There and then, in Victoria Street in the sweating sunshine, as we passed offices of consultant engineers, Davidson gave me a brisk viva. Embarrassed, anxious to pass, doing my best, I nevertheless felt a twinge of amusement, as a comparison struck me. To Davidson, whose taste had no use for concealments, this was a matter to be cleared up in the open; it was just a question of whether I was equipped to look at pictures or not; there were no overtones, no other motives, on his side or mine.

It did not occur to him that I was snatching at the chance to meet his daughter again. Yet he was a man who, so I had heard and I had no reason to doubt it, had once been well-known for his love-affairs. Sheila’s father, the Reverend Laurence Knight, had been a faithful husband, living obscurely all his life in a country vicarage: yet, in Davidson’s place, he would have known precisely what I was after, not now, when it was easy to see, but within minutes of our first meeting. Mr Knight, incidentally, would have tantalized me and then found some excuse for holding back the invitation.

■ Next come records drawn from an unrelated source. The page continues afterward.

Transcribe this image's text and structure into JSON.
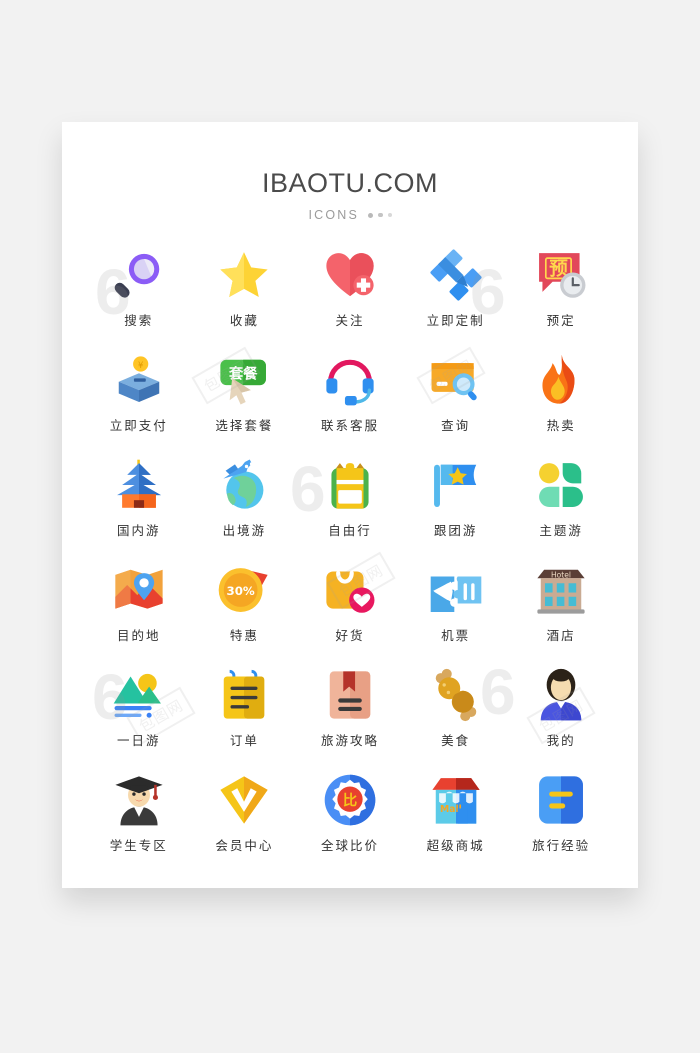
{
  "page": {
    "background_color": "#f2f2f2",
    "card_color": "#ffffff"
  },
  "header": {
    "brand": "IBAOTU.COM",
    "subtitle": "ICONS",
    "dots": [
      "dot",
      "dot",
      "dot"
    ]
  },
  "icons": [
    {
      "id": "search",
      "label": "搜索",
      "icon_name": "magnifier-icon",
      "colors": [
        "#8b5cf6",
        "#cfc3f7",
        "#3b3f52"
      ]
    },
    {
      "id": "favorite",
      "label": "收藏",
      "icon_name": "star-icon",
      "colors": [
        "#fdd335",
        "#f5a623"
      ]
    },
    {
      "id": "follow",
      "label": "关注",
      "icon_name": "heart-plus-icon",
      "colors": [
        "#f4636b",
        "#e8464f"
      ]
    },
    {
      "id": "customize-now",
      "label": "立即定制",
      "icon_name": "pen-ruler-icon",
      "colors": [
        "#4da3f0",
        "#3b8ee0"
      ]
    },
    {
      "id": "reserve",
      "label": "预定",
      "icon_name": "speech-clock-icon",
      "colors": [
        "#e2485a",
        "#ffd84d",
        "#8c9096"
      ]
    },
    {
      "id": "pay-now",
      "label": "立即支付",
      "icon_name": "coin-box-icon",
      "colors": [
        "#4e86c6",
        "#7baede",
        "#ffc425"
      ]
    },
    {
      "id": "select-plan",
      "label": "选择套餐",
      "icon_name": "plan-tag-cursor-icon",
      "colors": [
        "#4ac04a",
        "#36a936",
        "#e6d5bb"
      ],
      "badge_text": "套餐"
    },
    {
      "id": "contact",
      "label": "联系客服",
      "icon_name": "headset-icon",
      "colors": [
        "#e2185f",
        "#2f8fef",
        "#4fb8e8"
      ]
    },
    {
      "id": "query",
      "label": "查询",
      "icon_name": "card-search-icon",
      "colors": [
        "#f7a928",
        "#f59b15",
        "#4aa8e8"
      ]
    },
    {
      "id": "hot-sale",
      "label": "热卖",
      "icon_name": "flame-icon",
      "colors": [
        "#f97316",
        "#fbbf24",
        "#ea4c15"
      ]
    },
    {
      "id": "domestic",
      "label": "国内游",
      "icon_name": "temple-icon",
      "colors": [
        "#4d8fe0",
        "#2f6fc4",
        "#f5651c",
        "#ff7a2e"
      ]
    },
    {
      "id": "outbound",
      "label": "出境游",
      "icon_name": "plane-globe-icon",
      "colors": [
        "#4da3f0",
        "#53c5ec",
        "#6fd19a"
      ]
    },
    {
      "id": "self-travel",
      "label": "自由行",
      "icon_name": "backpack-icon",
      "colors": [
        "#f5c518",
        "#4bb24b",
        "#c8901c"
      ]
    },
    {
      "id": "group-tour",
      "label": "跟团游",
      "icon_name": "flag-star-icon",
      "colors": [
        "#55b9ee",
        "#2f8fef",
        "#f5c518"
      ]
    },
    {
      "id": "theme-tour",
      "label": "主题游",
      "icon_name": "clover-icon",
      "colors": [
        "#f5d130",
        "#2bbf8a",
        "#6fdcb4"
      ]
    },
    {
      "id": "destination",
      "label": "目的地",
      "icon_name": "map-pin-icon",
      "colors": [
        "#f2a23c",
        "#e8412f",
        "#4da3f0"
      ]
    },
    {
      "id": "discount",
      "label": "特惠",
      "icon_name": "discount-badge-icon",
      "colors": [
        "#fbc02d",
        "#f0a818",
        "#e8412f"
      ],
      "badge_text": "30%"
    },
    {
      "id": "good-deals",
      "label": "好货",
      "icon_name": "shopping-bag-heart-icon",
      "colors": [
        "#f5b223",
        "#e8185f"
      ]
    },
    {
      "id": "air-ticket",
      "label": "机票",
      "icon_name": "plane-ticket-icon",
      "colors": [
        "#4aa8e8",
        "#6fc3f2"
      ]
    },
    {
      "id": "hotel",
      "label": "酒店",
      "icon_name": "hotel-building-icon",
      "colors": [
        "#5b3f36",
        "#c9ab93",
        "#45bcd4"
      ],
      "badge_text": "Hotel"
    },
    {
      "id": "one-day-tour",
      "label": "一日游",
      "icon_name": "mountain-sun-icon",
      "colors": [
        "#25c2a0",
        "#f5c518",
        "#3b82f6"
      ]
    },
    {
      "id": "orders",
      "label": "订单",
      "icon_name": "notepad-icon",
      "colors": [
        "#f5c518",
        "#e0ad10",
        "#2f8fef"
      ]
    },
    {
      "id": "travel-guide",
      "label": "旅游攻略",
      "icon_name": "book-bookmark-icon",
      "colors": [
        "#f0b49a",
        "#e8a085",
        "#b5332a"
      ]
    },
    {
      "id": "food",
      "label": "美食",
      "icon_name": "drumstick-icon",
      "colors": [
        "#e0a321",
        "#c98a1a",
        "#d8a85e"
      ]
    },
    {
      "id": "mine",
      "label": "我的",
      "icon_name": "user-avatar-icon",
      "colors": [
        "#2b2218",
        "#f5dcb0",
        "#4a55e0"
      ]
    },
    {
      "id": "student-zone",
      "label": "学生专区",
      "icon_name": "graduate-icon",
      "colors": [
        "#2b2b2b",
        "#f7d9ad",
        "#b5332a"
      ]
    },
    {
      "id": "member-center",
      "label": "会员中心",
      "icon_name": "diamond-v-icon",
      "colors": [
        "#f5c518",
        "#f0a818"
      ]
    },
    {
      "id": "price-compare",
      "label": "全球比价",
      "icon_name": "compare-badge-icon",
      "colors": [
        "#2f6fe0",
        "#4a8ef5",
        "#e8412f",
        "#f5c518"
      ],
      "badge_text": "比"
    },
    {
      "id": "super-mall",
      "label": "超级商城",
      "icon_name": "mall-shop-icon",
      "colors": [
        "#e8412f",
        "#b5271c",
        "#5ccbe8",
        "#2f8fef",
        "#f5a623"
      ],
      "badge_text": "Mall"
    },
    {
      "id": "travel-exp",
      "label": "旅行经验",
      "icon_name": "blue-doc-icon",
      "colors": [
        "#4a9ef5",
        "#2f6fe0",
        "#f5c518"
      ]
    }
  ],
  "watermarks": {
    "mark_text": "包图网",
    "logo_glyph": "6"
  }
}
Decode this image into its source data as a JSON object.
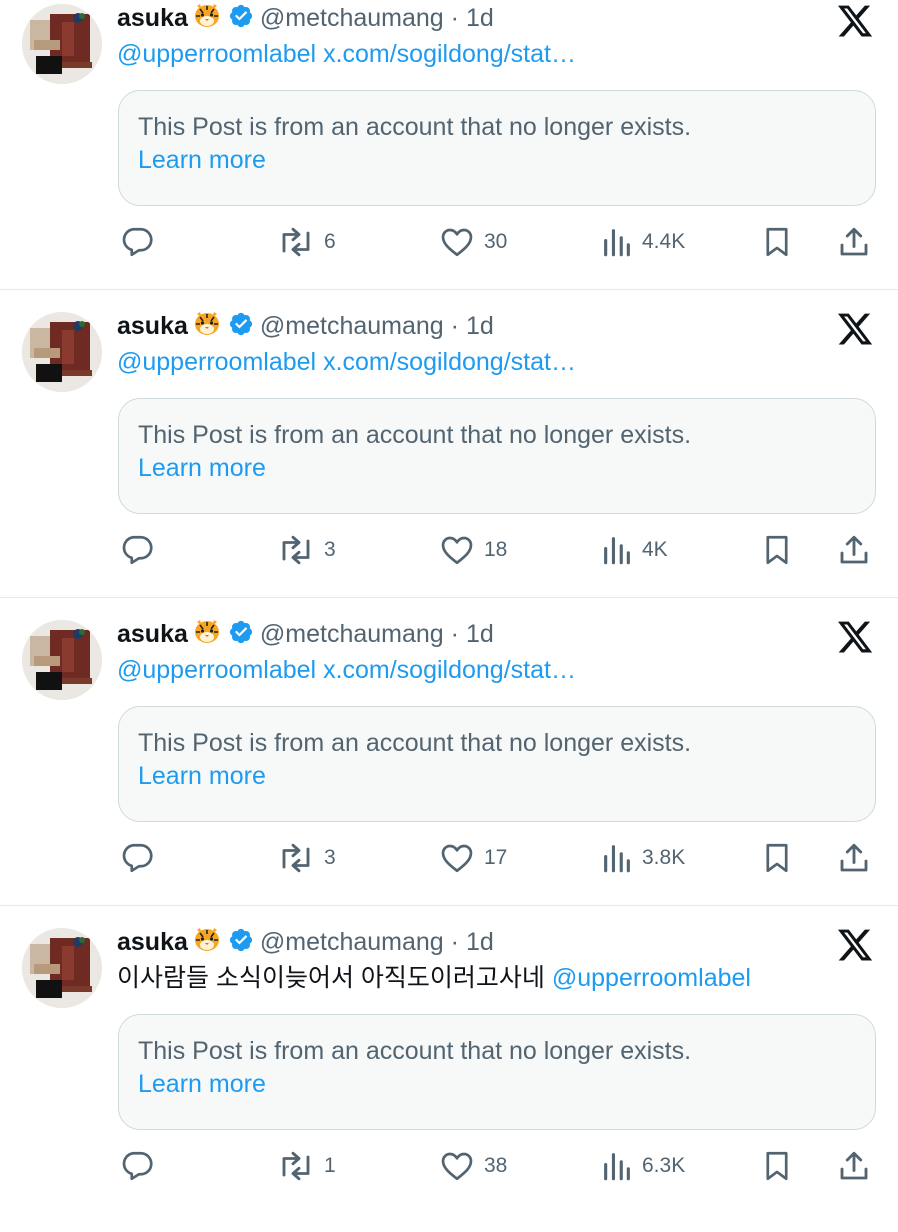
{
  "posts": [
    {
      "author_name": "asuka",
      "author_handle": "@metchaumang",
      "separator": "·",
      "time": "1d",
      "text_prefix": "",
      "text_links": [
        "@upperroomlabel",
        "x.com/sogildong/stat…"
      ],
      "quote_text": "This Post is from an account that no longer exists.",
      "quote_link": "Learn more",
      "replies": "",
      "reposts": "6",
      "likes": "30",
      "views": "4.4K"
    },
    {
      "author_name": "asuka",
      "author_handle": "@metchaumang",
      "separator": "·",
      "time": "1d",
      "text_prefix": "",
      "text_links": [
        "@upperroomlabel",
        "x.com/sogildong/stat…"
      ],
      "quote_text": "This Post is from an account that no longer exists.",
      "quote_link": "Learn more",
      "replies": "",
      "reposts": "3",
      "likes": "18",
      "views": "4K"
    },
    {
      "author_name": "asuka",
      "author_handle": "@metchaumang",
      "separator": "·",
      "time": "1d",
      "text_prefix": "",
      "text_links": [
        "@upperroomlabel",
        "x.com/sogildong/stat…"
      ],
      "quote_text": "This Post is from an account that no longer exists.",
      "quote_link": "Learn more",
      "replies": "",
      "reposts": "3",
      "likes": "17",
      "views": "3.8K"
    },
    {
      "author_name": "asuka",
      "author_handle": "@metchaumang",
      "separator": "·",
      "time": "1d",
      "text_prefix": "이사람들 소식이늦어서 아직도이러고사네",
      "text_links": [
        "@upperroomlabel"
      ],
      "quote_text": "This Post is from an account that no longer exists.",
      "quote_link": "Learn more",
      "replies": "",
      "reposts": "1",
      "likes": "38",
      "views": "6.3K"
    }
  ],
  "icons": {
    "author_emoji": "tiger-face-icon",
    "verified": "verified-badge-icon",
    "brand": "x-logo-icon",
    "reply": "reply-icon",
    "repost": "repost-icon",
    "like": "heart-icon",
    "views": "views-icon",
    "bookmark": "bookmark-icon",
    "share": "share-icon"
  },
  "colors": {
    "link": "#1d9bf0",
    "secondary_text": "#536471",
    "quote_border": "#cfd9de",
    "quote_bg": "#f7f9f9",
    "verified": "#1d9bf0"
  }
}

Davidson did not go in for any flourishes: he just formed his opinion, and announced: ‘You’d never have made a living at it, don’t you know.’

I was in suspense; I agreed.

‘It might just be worth your while to come along,’ he said, staring at the pavement in front of him. ‘But only just.’

Waiting in my flat on the evening of the private view I saw the sky over Hyde Park turn dark, sodden with rain to come. Standing by the window, I kept glancing at my watch, although it was still not time to leave, and then gazed out again over the trees into the leaden murk. Then I looked back into the room. On the little table by the sofa the reading-lamp was gleaming, and a book which I had left open shone under the light.

It was peaceful, it never seemed so peaceful. For an instant I wanted to stay there, and not go out. It would be easy to stay; I need only telephone and make an apology, in that party I should not be missed, the significance I was giving it was my own invention, and besides myself no living person knew. I looked at the lamp and the sofa, with a stab almost of envy.

Then I turned back to the window, reading my watch, impatient that it was still not time to go.

Part Four

The Undetached

37: Smell of Leaves in the Rain

IN the hall of Davidson’s house the brightness, clashing with the noise of the party within, took me aback; it was Davidson himself who came to greet me.

‘You decided it was worth while, did you?’ he asked.